It is an useful feature for systems which are using (...still have to use) 32-bit binaries, and the 4G limit came into consideration.
It essentially means, that the 32-bit user-space code, the 32-bit user-space data and the (32-bit with PAE, or 64-bit) kernel live in different address spaces, which essentially enables for the processes to use nearly all of the possible maximal 4G address space for their data.
Except some ancient announcements, unfortunately I couldn't find from it any more:
I am pleased to announce the first public release of the "4GB/4GB VM split" patch, for the 2.5.74 Linux kernel:
http://redhat.com/~mingo/4g-patches/4g-2.5.74-F8
The 4G/4G split feature is primarily intended for large-RAM x86 systems, which want to (or have to) get more kernel/user VM, at the expense of per-syscall TLB-flush overhead.
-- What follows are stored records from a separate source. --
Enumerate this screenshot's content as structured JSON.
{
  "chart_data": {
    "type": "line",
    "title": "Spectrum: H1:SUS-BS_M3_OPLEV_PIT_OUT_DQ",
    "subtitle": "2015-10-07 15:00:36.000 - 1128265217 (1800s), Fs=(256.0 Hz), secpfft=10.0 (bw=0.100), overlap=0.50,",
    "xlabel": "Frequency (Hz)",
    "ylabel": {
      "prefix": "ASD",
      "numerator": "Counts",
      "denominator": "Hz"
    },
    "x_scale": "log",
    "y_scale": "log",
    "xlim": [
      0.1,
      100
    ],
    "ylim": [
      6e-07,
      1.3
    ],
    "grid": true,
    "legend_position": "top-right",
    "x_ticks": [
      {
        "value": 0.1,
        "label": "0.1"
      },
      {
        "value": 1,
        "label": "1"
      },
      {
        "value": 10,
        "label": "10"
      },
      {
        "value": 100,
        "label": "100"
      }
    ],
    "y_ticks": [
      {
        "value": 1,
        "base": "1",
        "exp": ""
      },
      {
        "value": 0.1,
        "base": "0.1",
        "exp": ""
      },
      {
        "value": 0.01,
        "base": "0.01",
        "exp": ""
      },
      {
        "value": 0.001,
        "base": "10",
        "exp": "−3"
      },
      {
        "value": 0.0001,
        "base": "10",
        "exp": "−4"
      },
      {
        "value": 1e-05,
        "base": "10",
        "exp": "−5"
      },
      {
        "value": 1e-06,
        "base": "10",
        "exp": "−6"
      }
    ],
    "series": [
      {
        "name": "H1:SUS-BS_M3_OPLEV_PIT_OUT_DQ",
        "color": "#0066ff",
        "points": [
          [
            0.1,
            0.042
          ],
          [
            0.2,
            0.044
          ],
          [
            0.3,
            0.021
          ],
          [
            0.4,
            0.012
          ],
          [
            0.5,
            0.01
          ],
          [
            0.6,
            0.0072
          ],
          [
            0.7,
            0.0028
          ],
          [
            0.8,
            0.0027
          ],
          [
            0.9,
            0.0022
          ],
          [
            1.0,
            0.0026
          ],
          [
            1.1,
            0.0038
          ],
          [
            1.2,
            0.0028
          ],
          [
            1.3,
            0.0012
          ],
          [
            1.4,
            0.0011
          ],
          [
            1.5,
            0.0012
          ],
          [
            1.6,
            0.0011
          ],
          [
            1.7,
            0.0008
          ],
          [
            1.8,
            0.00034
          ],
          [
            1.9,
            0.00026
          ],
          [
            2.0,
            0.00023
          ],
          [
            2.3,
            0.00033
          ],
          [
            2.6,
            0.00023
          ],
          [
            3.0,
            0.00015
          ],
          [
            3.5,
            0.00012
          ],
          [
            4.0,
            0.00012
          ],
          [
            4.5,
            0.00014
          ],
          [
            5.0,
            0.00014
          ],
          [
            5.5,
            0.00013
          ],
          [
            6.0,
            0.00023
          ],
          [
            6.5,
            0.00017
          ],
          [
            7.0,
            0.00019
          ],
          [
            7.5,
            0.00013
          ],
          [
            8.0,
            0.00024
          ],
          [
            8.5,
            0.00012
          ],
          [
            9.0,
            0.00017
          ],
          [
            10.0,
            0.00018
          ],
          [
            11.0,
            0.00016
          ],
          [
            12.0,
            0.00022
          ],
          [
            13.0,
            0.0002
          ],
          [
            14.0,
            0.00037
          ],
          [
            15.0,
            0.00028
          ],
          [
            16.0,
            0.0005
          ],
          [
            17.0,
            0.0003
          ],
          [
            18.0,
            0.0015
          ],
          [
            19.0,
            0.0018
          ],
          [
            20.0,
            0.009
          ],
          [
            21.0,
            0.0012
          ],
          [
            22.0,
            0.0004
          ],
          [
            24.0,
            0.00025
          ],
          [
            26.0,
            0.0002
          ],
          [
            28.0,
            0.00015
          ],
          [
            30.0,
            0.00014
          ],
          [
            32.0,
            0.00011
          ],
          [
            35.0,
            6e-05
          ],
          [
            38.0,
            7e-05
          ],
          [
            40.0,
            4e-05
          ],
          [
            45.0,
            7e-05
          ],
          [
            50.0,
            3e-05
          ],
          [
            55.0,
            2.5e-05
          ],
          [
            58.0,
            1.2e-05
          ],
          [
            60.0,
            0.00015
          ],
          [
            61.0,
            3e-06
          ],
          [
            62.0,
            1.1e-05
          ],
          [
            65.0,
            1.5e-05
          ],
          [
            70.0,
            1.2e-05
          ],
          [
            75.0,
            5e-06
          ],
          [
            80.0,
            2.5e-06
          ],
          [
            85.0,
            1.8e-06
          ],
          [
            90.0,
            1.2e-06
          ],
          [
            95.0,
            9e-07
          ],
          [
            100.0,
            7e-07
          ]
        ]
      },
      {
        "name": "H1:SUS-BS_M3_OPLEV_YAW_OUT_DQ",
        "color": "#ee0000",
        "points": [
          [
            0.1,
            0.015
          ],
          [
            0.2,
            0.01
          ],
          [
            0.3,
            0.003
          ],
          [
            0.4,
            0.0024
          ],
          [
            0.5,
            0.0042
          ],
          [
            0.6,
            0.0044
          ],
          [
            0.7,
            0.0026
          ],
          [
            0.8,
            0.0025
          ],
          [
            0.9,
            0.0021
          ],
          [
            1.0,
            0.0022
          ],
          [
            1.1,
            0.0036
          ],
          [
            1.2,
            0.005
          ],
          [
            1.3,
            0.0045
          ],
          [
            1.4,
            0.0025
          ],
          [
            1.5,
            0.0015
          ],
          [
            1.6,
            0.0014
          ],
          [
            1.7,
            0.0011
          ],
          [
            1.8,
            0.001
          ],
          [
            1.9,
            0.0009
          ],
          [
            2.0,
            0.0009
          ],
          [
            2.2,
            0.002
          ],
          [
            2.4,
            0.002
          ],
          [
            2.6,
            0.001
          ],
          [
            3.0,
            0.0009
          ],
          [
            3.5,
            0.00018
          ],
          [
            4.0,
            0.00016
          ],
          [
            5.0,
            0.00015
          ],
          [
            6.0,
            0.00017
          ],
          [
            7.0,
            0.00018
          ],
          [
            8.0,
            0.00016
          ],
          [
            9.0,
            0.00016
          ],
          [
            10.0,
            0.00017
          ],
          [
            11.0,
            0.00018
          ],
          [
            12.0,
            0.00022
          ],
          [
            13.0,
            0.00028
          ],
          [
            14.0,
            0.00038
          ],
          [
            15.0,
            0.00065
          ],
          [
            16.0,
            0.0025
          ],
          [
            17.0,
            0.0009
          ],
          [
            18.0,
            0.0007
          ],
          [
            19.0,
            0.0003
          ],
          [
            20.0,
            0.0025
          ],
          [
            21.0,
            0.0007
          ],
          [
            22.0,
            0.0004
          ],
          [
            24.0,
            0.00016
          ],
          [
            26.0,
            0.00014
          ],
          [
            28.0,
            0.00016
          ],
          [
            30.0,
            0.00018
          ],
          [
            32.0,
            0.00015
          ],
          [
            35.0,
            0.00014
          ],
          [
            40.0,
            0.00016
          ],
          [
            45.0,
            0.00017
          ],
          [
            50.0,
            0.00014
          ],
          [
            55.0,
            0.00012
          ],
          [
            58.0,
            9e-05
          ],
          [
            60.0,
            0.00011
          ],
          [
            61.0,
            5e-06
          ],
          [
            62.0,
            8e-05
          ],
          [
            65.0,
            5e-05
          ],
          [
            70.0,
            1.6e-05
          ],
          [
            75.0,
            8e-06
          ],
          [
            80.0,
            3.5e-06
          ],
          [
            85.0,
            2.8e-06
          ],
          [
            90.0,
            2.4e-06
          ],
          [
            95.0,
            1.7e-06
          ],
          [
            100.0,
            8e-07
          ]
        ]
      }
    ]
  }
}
On x86, the total amount of virtual memory - as we all know - is limited to 4GB. Of this total 4GB VM, userspace uses 3GB (0x00000000-0xbfffffff), the kernel uses 1GB (0xc0000000-0xffffffff). This is VM scheme is called the 3/1 split. This split works perfecly fine up until 1 GB of RAM - and it works adequately well even after that, due to 'highmem', which moves various larger caches (and objects) into the high memory area.
On my tests, some of my processes start to dying roughly at 2-3 GB.
How could I do achieve this? I use a relative recent kernel (4.10). I can use a 64-bit kernel on a 32-bit user space or use a 32-bit PAE kernel.
It is enough, if only some of the processes use 4G/4G, but they seem to really need it.